Editoriale
«Il problema non è Israele, ma Benjamin Netanyahu»
Le scelte improntate a crudele cinismo politico del premier israeliano sono criticate delle stesse comunità ebraiche. E portano in alto il contatore della morte. Anche in Italia, emergono i limiti di un dibattito egemonizzato dall'obbedienza. Al governo
No, non c’è alcun antisemitismo nel constatare che al barbaro massacro di Hamas contro civili israeliani inermi, non Israele, ma il suo premier, Benjamin Netanyahu, ha risposto con un’offensiva che ha devastato Gaza, seminando morte tra la popolazione innocente. Dalla settimana successiva al 7 ottobre, quando la risposta del primo ministro è apparsa perfino giustificata dallo smacco subito, il mondo si è interrogato su un’escalation che a oggi non lascia intravedere la fine. Se l’orrore avesse una ragione contabile, sarebbe evidente la sproporzione in termini numerici di vite umane perse. Inermi innocenti gli israeliani assassinati dalla furia jihadista, decine di migliaia di più gli inermi innocenti palestinesi sepolti sotto alle macerie della Striscia.

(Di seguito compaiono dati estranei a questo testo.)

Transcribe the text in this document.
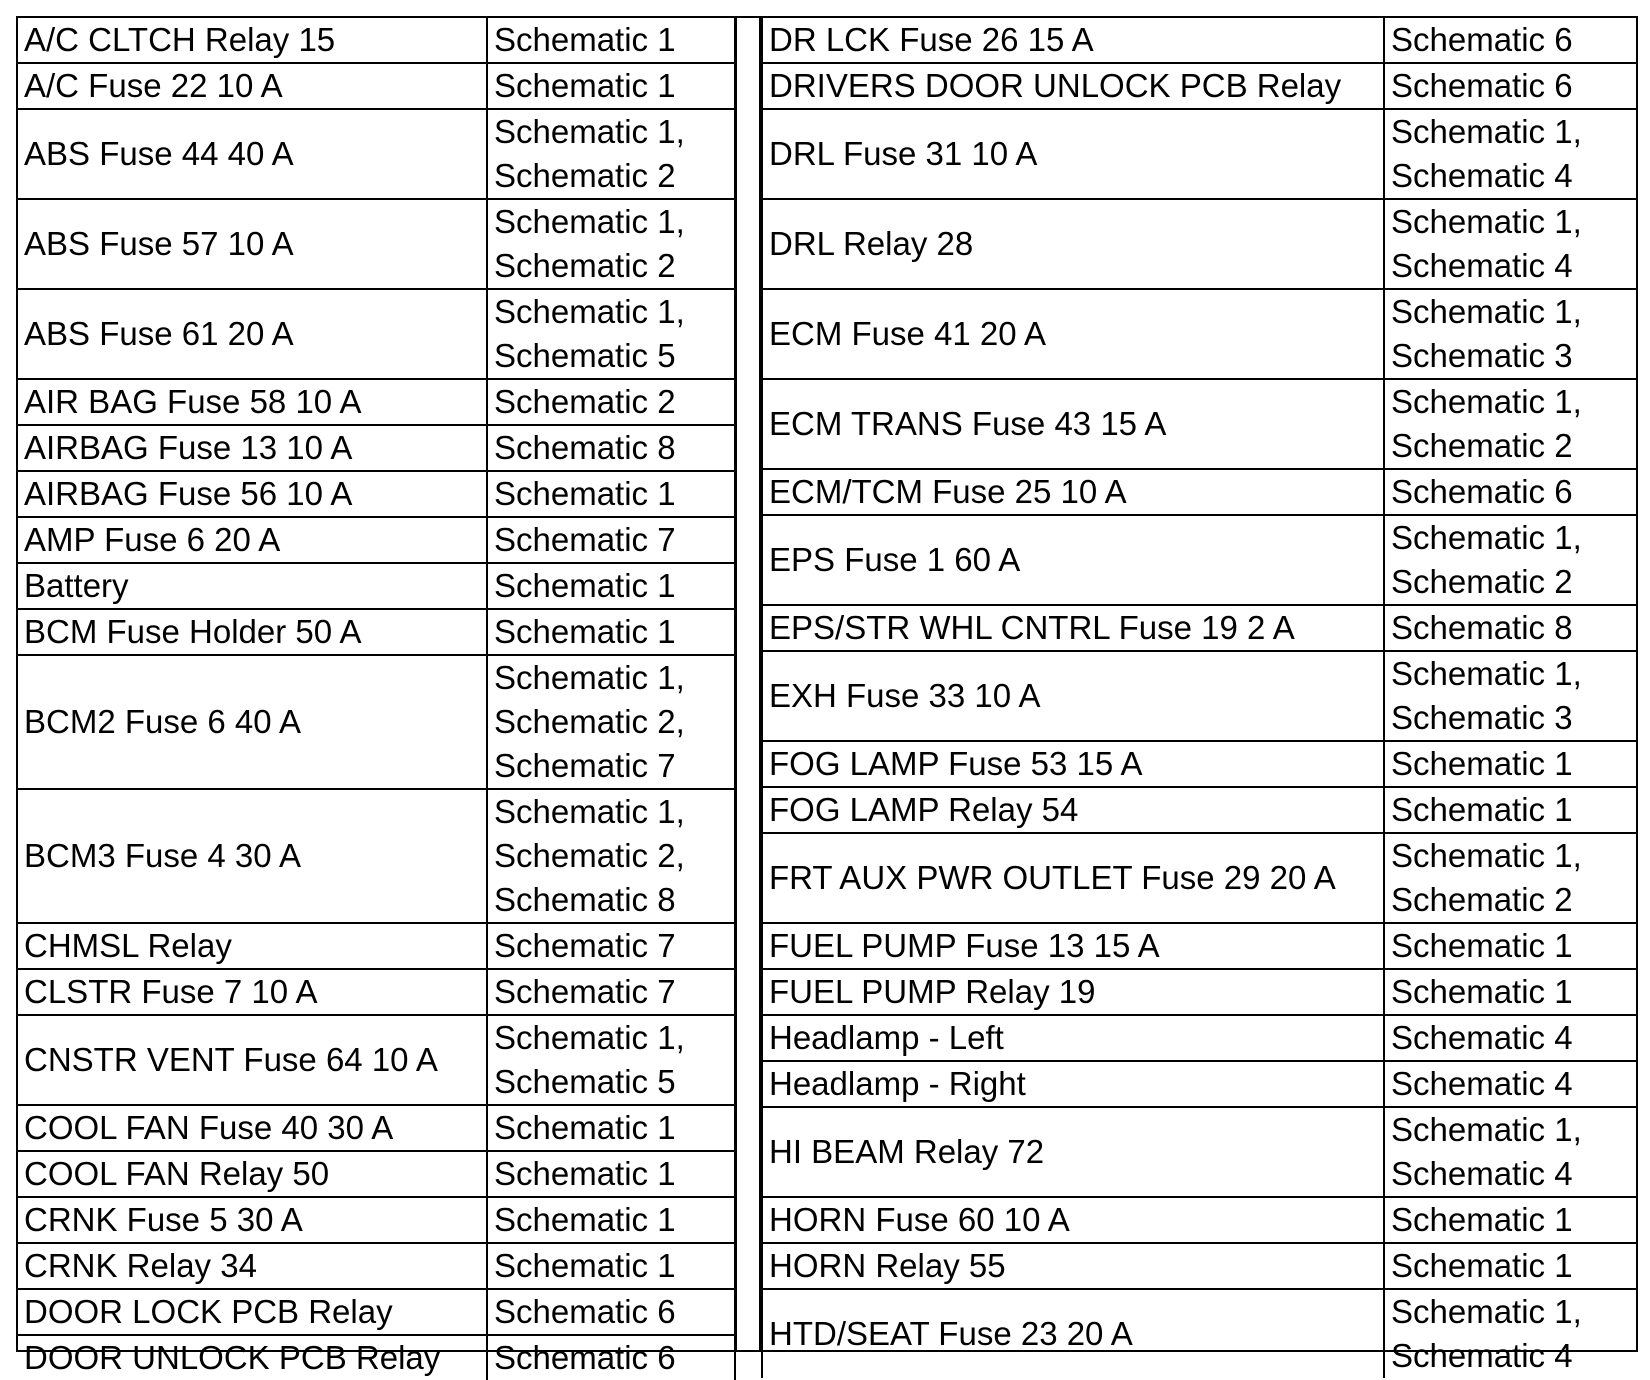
A/C CLTCH Relay 15	Schematic 1
A/C Fuse 22 10 A	Schematic 1
ABS Fuse 44 40 A	Schematic 1,
Schematic 2
ABS Fuse 57 10 A	Schematic 1,
Schematic 2
ABS Fuse 61 20 A	Schematic 1,
Schematic 5
AIR BAG Fuse 58 10 A	Schematic 2
AIRBAG Fuse 13 10 A	Schematic 8
AIRBAG Fuse 56 10 A	Schematic 1
AMP Fuse 6 20 A	Schematic 7
Battery	Schematic 1
BCM Fuse Holder 50 A	Schematic 1
BCM2 Fuse 6 40 A	Schematic 1,
Schematic 2,
Schematic 7
BCM3 Fuse 4 30 A	Schematic 1,
Schematic 2,
Schematic 8
CHMSL Relay	Schematic 7
CLSTR Fuse 7 10 A	Schematic 7
CNSTR VENT Fuse 64 10 A	Schematic 1,
Schematic 5
COOL FAN Fuse 40 30 A	Schematic 1
COOL FAN Relay 50	Schematic 1
CRNK Fuse 5 30 A	Schematic 1
CRNK Relay 34	Schematic 1
DOOR LOCK PCB Relay	Schematic 6
DOOR UNLOCK PCB Relay	Schematic 6
DR LCK Fuse 26 15 A	Schematic 6
DRIVERS DOOR UNLOCK PCB Relay	Schematic 6
DRL Fuse 31 10 A	Schematic 1,
Schematic 4
DRL Relay 28	Schematic 1,
Schematic 4
ECM Fuse 41 20 A	Schematic 1,
Schematic 3
ECM TRANS Fuse 43 15 A	Schematic 1,
Schematic 2
ECM/TCM Fuse 25 10 A	Schematic 6
EPS Fuse 1 60 A	Schematic 1,
Schematic 2
EPS/STR WHL CNTRL Fuse 19 2 A	Schematic 8
EXH Fuse 33 10 A	Schematic 1,
Schematic 3
FOG LAMP Fuse 53 15 A	Schematic 1
FOG LAMP Relay 54	Schematic 1
FRT AUX PWR OUTLET Fuse 29 20 A	Schematic 1,
Schematic 2
FUEL PUMP Fuse 13 15 A	Schematic 1
FUEL PUMP Relay 19	Schematic 1
Headlamp - Left	Schematic 4
Headlamp - Right	Schematic 4
HI BEAM Relay 72	Schematic 1,
Schematic 4
HORN Fuse 60 10 A	Schematic 1
HORN Relay 55	Schematic 1
HTD/SEAT Fuse 23 20 A	Schematic 1,
Schematic 4
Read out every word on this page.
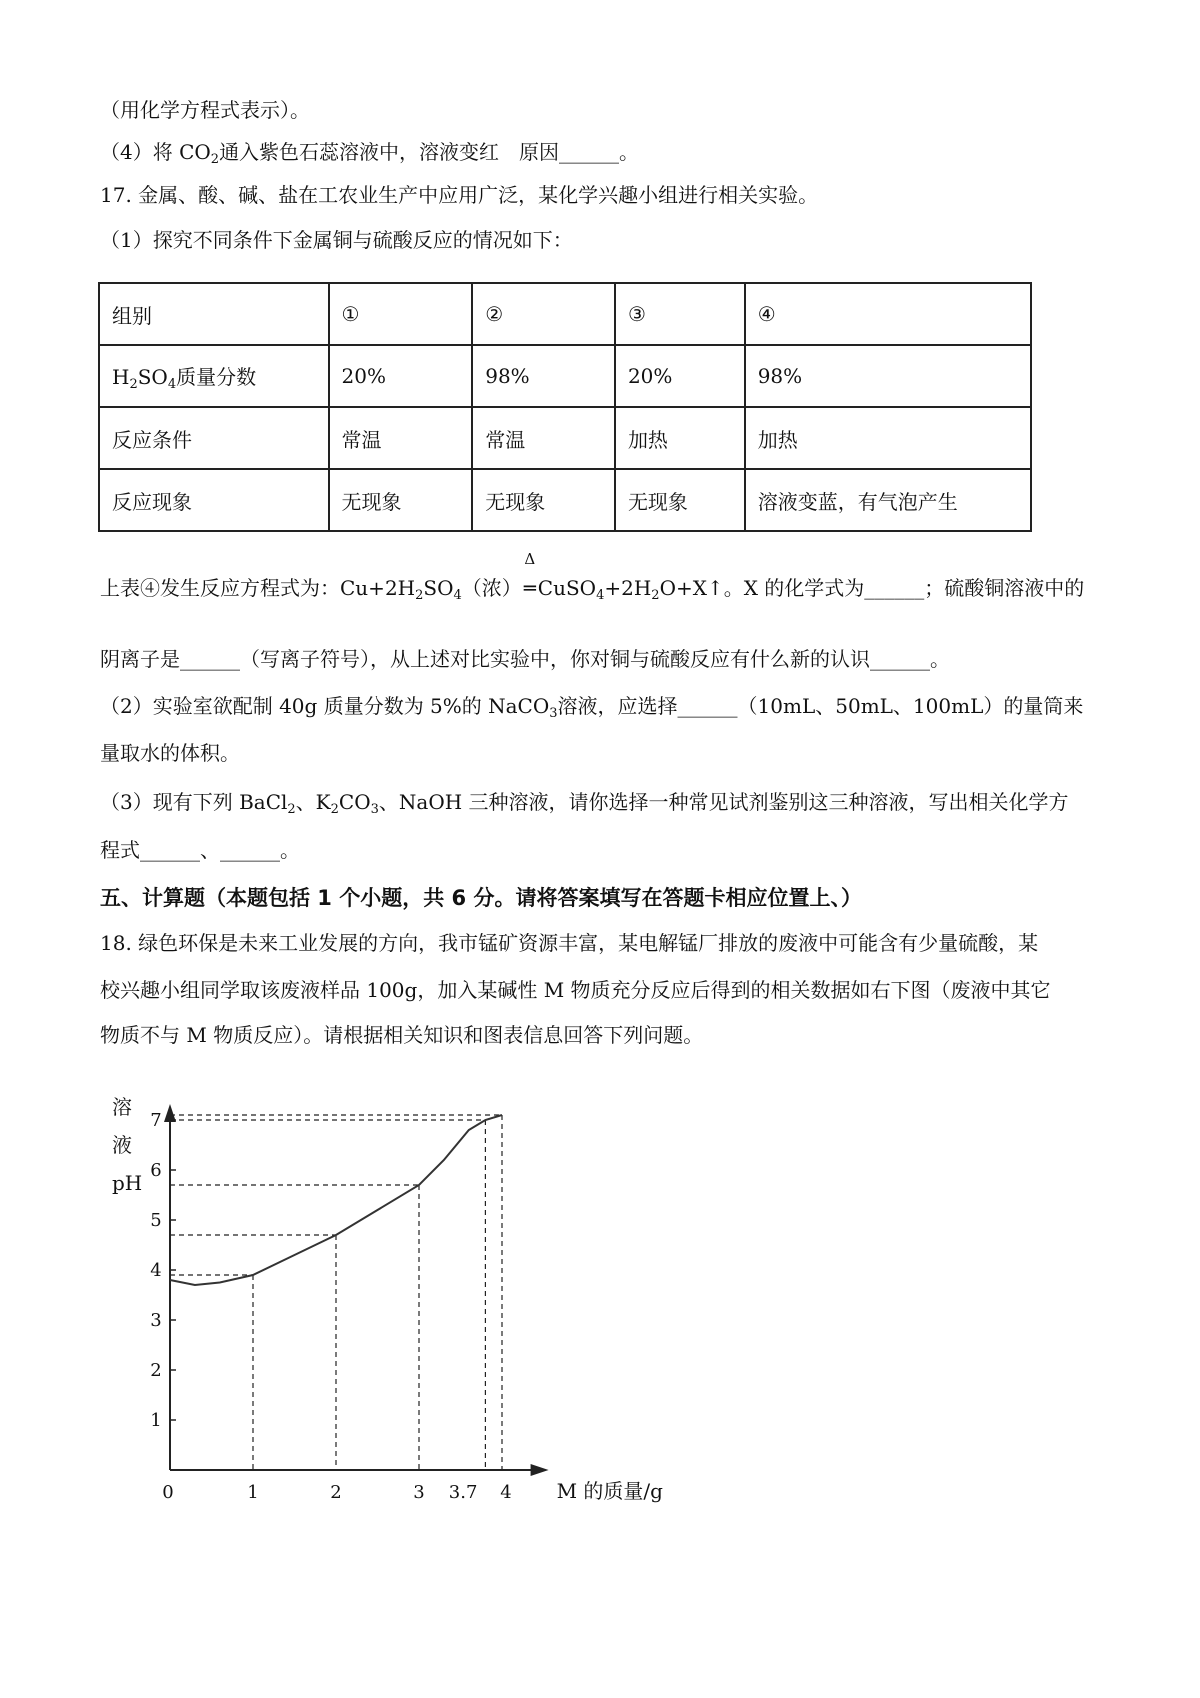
（用化学方程式表示）。
（4）将 $CO_2$通入紫色石蕊溶液中，溶液变红　原因______。
17. 金属、酸、碱、盐在工农业生产中应用广泛，某化学兴趣小组进行相关实验。
（1）探究不同条件下金属铜与硫酸反应的情况如下：
组别	①	②	③	④
$H_2SO_4$质量分数	20%	98%	20%	98%
反应条件	常温	常温	加热	加热
反应现象	无现象	无现象	无现象	溶液变蓝，有气泡产生
上表④发生反应方程式为：$Cu+2H_2SO_4$（浓）
Δ
$═CuSO_4+2H_2O+X↑$。X 的化学式为______；硫酸铜溶液中的
阴离子是______（写离子符号），从上述对比实验中，你对铜与硫酸反应有什么新的认识______。
（2）实验室欲配制 40g 质量分数为 5%的 NaCO$_3$溶液，应选择______（10mL、50mL、100mL）的量筒来
量取水的体积。
（3）现有下列 BaCl$_2$、$K_2CO_3$、NaOH 三种溶液，请你选择一种常见试剂鉴别这三种溶液，写出相关化学方
程式______、______。
五、计算题（本题包括 1 个小题，共 6 分。请将答案填写在答题卡相应位置上、）
18. 绿色环保是未来工业发展的方向，我市锰矿资源丰富，某电解锰厂排放的废液中可能含有少量硫酸，某
校兴趣小组同学取该废液样品 100g，加入某碱性 M 物质充分反应后得到的相关数据如右下图（废液中其它
物质不与 M 物质反应）。请根据相关知识和图表信息回答下列问题。
溶
液
pH
1
2
3
4
5
6
7
0	1	2	3 3.7 4 M 的质量/g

Non gli ebrei, non Israele, ma le scelte, tutte improntate a crudele cinismo politico, di Benjamin Netanyahu sono il cuore del problema. Da Occidente a Oriente, in casa e fuori, proprio la vivace e democratica comunità ebraica ha messo in discussione la legittimità della prosecuzione della guerra voluta dal primo ministro. La permanenza di ostaggi nelle mani di Hamas, l’ostinata preclusione alla ricerca di soluzioni negoziali hanno offerto a Bibi il destro per portare l’affondo su Rafah e far schizzare, se è possibile, ancora più in alto il contatore della morte. L'instabilità di una regione, il radicarsi di un fondamentalismo che non appartiene a tutti i palestinesi, l’aver fiaccato le leadership moderate sono i mezzi politici usati in tempo di relativa pace, perché lì la pace non esiste da decenni, lisciando il pelo all’oltranzismo domestico.
Il problema non è dunque Israele ma Benjamin Netanyahu. Discutere se quel che sta accadendo nella Striscia sia genocidio o se la parola evoca in sproporzione l’Olocausto devia l’attenzione dalla sostanza. Anche quando a pronunciarla, in perfetta libertà di opinione, suscitando le ire del rappresentante diplomatico israeliano, sia Ghali. Perché il problema non è Israele ma Benjamin Netanyahu. Il problema non è la Palestina ma i miopi e famelici capi di Hamas, in larga parte, peraltro in comodo esilio dorato.
E questo ci porta al nostro misero cortile di casa. Dove un drappello di servili adepti della setta governativa corre a presidiare ogni snodo del dissenso, dalla scuola alla tv, per spargere bromuro sullo spettacolo pubblico dell’opinione dominante. Ghali rimbrottato sui massacri, Dargen D’Amico zittito sui migranti, i colonnelli della capa a cannoneggiare sul Festival di Sanremo e il ministro Giuseppe Valditara che vuole punizioni esemplari per gli studenti occupanti. Fosse solo questo, visto da lontano, il Paese sembrerebbe davvero non avere poi troppi problemi. E invece ne ha e di giganteschi. Riguardano proprio i metodi del confronto democratico, lo sfuggire alle domande, il trincerarsi dietro una cortina comunicativa protetta, il fastidio per la stampa, il trascinare in tribunale lo storico Luciano Canfora. E farsi assistere dal sottosegretario alla Giustizia.
E qui, perfino la fermata fuori programma del treno del cognato Francesco Lollobrigida appare un’inezia da marchese del Grillo. Il sottosegretario Antonio Delmastro Delle Vedove è uno dei presenti alla misteriosa sparatoria di Capodanno a Rosazza, Biella. Di suo ha già querelato Matteo Renzi quando gli ha sollecitato chiarimenti definitivi su quella festa più indecifrabile di un giallo di Agatha Christie. Ed è lo stesso che nel tinello della casa condivisa ha raccontato a Giovanni Donzelli particolari riservati che servivano al coinquilino per sostenere in Parlamento la necessità di un uso distorto del 41 bis nei confronti dell’anarchico Alfredo Cospito. Delmastro, incurante del gigantesco conflitto di interessi, sulla grisaglia ministeriale tornerà a indossare la toga a difesa di Giorgia Meloni, per affrontare Canfora e i giudici.
Gli stessi ai quali, lui e il suo ministro Carlo Nordio, un giorno sì e l’altro pure, vorrebbero dare una robusta regolata. Perché bisogna credere, certo. E combattere, anche. Ma su tutto: obbedire.